Canberra's struggling central business district has received a significant boost with planning authorities approving a major mixed-use development that promises to reshape the city's urban core and address chronic undersupply in the rental market.
The ACT Planning and Land Authority has granted development approval for a $280 million, 28-storey tower on City Walk—a site long earmarked for intensification but stalled by economic headwinds and financing challenges. The project will deliver 400 apartments across a mix of one, two and three-bedroom units, complemented by 2,500 square metres of ground-floor commercial and retail space.
The approval marks a turning point for Canberra's CBD, which has struggled with low foot traffic and high vacancy rates in recent years. The city's median house price hovering near $835,000 has pushed younger professionals and key workers into rental markets, yet apartment stock in the CBD remains constrained. The development is expected to ease pressure on inner-city rents and provide an alternative to sprawling outer suburbs like Gungahlin and Belconnen, where new estates continue to absorb buyer demand.
"This approval signals confidence in the CBD's future," said a spokesperson for the ACT Government's planning directorate. The developer has committed to ground-floor activation, with designs featuring cafés, retail tenancies and public spaces fronting Bunda Street and City Walk—critical elements in reversing the precinct's perception as a nine-to-five office district.
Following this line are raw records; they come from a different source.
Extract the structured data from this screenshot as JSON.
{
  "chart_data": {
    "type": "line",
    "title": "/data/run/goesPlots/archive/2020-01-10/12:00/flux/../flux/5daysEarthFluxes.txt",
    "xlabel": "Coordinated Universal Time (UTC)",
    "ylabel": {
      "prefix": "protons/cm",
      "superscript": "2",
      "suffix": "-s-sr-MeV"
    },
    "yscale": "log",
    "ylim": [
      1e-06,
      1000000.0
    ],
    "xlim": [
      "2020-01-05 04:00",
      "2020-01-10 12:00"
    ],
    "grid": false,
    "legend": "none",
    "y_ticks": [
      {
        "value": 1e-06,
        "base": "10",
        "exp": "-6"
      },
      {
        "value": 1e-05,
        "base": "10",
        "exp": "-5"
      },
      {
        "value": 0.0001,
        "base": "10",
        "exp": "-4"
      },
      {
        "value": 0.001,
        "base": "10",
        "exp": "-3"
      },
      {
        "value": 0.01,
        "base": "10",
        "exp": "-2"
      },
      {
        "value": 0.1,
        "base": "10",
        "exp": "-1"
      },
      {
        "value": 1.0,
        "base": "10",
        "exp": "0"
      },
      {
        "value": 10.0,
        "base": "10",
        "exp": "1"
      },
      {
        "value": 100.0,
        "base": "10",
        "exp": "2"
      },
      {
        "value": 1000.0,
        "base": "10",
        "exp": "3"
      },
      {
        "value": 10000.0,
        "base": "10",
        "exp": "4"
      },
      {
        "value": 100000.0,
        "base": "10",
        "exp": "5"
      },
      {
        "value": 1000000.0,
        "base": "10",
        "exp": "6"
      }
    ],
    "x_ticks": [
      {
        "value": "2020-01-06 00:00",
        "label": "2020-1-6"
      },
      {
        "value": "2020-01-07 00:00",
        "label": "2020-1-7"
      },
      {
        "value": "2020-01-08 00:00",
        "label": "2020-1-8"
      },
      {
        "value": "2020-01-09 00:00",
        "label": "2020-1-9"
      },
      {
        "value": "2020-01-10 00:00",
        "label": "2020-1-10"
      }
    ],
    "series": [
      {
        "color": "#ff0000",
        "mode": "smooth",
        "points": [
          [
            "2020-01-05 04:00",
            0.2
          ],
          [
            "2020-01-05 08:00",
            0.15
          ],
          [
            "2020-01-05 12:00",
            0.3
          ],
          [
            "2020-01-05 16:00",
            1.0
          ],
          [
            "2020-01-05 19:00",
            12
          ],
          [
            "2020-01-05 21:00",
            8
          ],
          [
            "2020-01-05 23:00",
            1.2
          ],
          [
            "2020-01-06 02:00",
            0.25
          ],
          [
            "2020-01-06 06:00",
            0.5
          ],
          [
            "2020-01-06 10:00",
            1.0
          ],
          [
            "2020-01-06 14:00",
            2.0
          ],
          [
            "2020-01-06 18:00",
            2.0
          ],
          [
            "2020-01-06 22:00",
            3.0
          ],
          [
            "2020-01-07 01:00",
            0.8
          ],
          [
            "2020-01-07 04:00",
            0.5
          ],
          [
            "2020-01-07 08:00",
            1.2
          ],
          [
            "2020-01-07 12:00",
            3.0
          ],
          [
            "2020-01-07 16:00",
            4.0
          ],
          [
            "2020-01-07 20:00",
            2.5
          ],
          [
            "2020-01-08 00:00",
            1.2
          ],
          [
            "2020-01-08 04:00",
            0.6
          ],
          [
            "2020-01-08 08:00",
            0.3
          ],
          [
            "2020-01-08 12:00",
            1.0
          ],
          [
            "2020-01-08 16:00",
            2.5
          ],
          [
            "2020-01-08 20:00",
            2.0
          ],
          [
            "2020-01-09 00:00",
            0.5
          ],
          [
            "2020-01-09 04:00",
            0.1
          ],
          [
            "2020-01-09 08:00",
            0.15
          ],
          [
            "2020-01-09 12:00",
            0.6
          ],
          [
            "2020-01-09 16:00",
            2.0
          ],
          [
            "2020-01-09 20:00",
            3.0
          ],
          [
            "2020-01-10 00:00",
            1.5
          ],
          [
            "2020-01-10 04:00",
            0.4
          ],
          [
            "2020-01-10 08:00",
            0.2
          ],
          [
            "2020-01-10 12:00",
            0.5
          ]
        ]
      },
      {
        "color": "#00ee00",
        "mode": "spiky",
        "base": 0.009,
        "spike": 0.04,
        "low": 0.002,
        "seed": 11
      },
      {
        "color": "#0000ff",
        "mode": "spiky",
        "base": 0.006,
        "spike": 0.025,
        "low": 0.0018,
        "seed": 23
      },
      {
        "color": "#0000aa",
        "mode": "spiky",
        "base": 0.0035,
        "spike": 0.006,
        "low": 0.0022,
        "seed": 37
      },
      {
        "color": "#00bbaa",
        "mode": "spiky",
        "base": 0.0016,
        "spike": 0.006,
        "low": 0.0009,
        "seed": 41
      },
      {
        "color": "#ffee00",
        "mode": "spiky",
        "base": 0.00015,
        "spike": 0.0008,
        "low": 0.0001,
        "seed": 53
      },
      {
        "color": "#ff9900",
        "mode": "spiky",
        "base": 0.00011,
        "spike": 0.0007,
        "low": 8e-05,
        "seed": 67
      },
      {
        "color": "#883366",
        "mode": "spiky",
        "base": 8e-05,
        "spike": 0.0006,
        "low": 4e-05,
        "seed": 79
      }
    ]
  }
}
The project incorporates 300 car parking spaces and bicycle facilities, addressing longstanding infrastructure concerns. It also includes 15 per cent affordable housing, reflecting ACT Government requirements. Construction is expected to commence in early 2027, with completion anticipated in 2030.
Industry observers note the timing coincides with stabilising interest rate expectations and renewed investor appetite for purpose-built rental stock. With current auction clearances across the territory hovering around 65 per cent and competition for inner-ring properties intense, the CBD tower offers developers a hedge against outer-suburb saturation.
The approval is not without conditions. The developer must deliver a public plaza linked to the adjacent National Convention Centre precinct, upgrade pedestrian connections to Constitution Avenue, and comply with strict ESD requirements including solar panels and water recycling systems.
Planning officials have flagged that this approval unlocks potential for neighbouring sites, with three additional development applications under assessment within a 300-metre radius of City Walk. Market watchers suggest the CBD could absorb 1,200 new apartments over the next decade without oversupply—a threshold that, if met, would meaningfully alter Canberra's residential geography.